Cuando el mito nos arrastra, la lucidez se tambalea. El mito, tomado demasiado a pecho, blandido como una antorcha, reluce pero mina el discreto lienzo de la ética: la diversidad, la libertad, la transparencia; el humor, la elemental fraternidad del vecindario.
Cierto que lo casero huele a col hervida, la rutina nos aburre, la cotidianidad tiene un dejo mustio y burocrático. Sentimos la nostalgia de la aventura; añoramos sorpresa, pasión, entusiasmo. Soñamos con historias heroicas y batallas arrebatadas. Pero hay quien, encendido por esos éxtasis, pierde pie en la realidad.
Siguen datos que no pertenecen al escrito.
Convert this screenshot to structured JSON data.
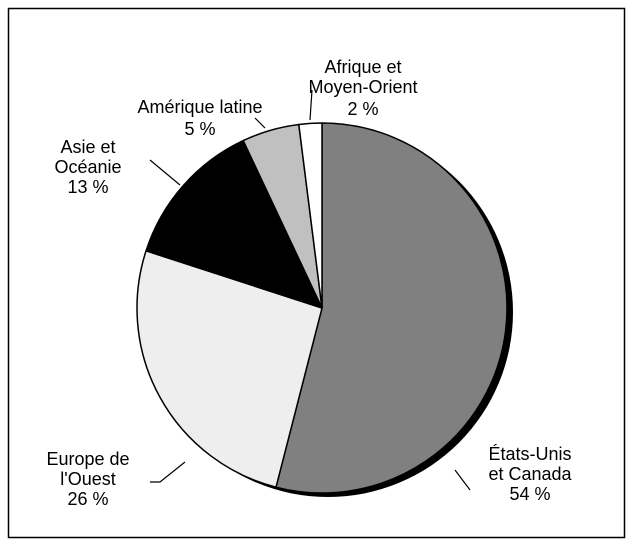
{
  "chart_data": {
    "type": "pie",
    "categories": [
      "États-Unis\net Canada",
      "Europe de\nl'Ouest",
      "Asie et\nOcéanie",
      "Amérique latine",
      "Afrique et\nMoyen-Orient"
    ],
    "values": [
      54,
      26,
      13,
      5,
      2
    ],
    "value_labels": [
      "54 %",
      "26 %",
      "13 %",
      "5 %",
      "2 %"
    ],
    "colors": [
      "#808080",
      "#eeeeee",
      "#000000",
      "#c0c0c0",
      "#ffffff"
    ]
  }
}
Hasta ahí es como Don Quijote: acaso su manía no le beneficie, pero podemos simpatizar con él, podemos conmovernos ante la gracia de su ilusión, que si hace daño es solo a él, y tal vez haga bien a muchos. Pero Don Quijote no hacía proselitismo, no pretendía enrolar a nadie, ni aun menos someter a los demás a su delirio. Si hubiese convocado masas, si se hubiera erigido en profeta o caudillo, habría escorado hacia el intimidante destino de los sectarios.
Los mitos, al atraparnos, pueden transformarnos en tiranos. Si no son denunciados por la razón, si se les antepone a las personas, alumbran déspotas totalitarios, represores de quienes los contradicen o importunan. Roban el criterio y la voluntad. Arrastran: arrasan.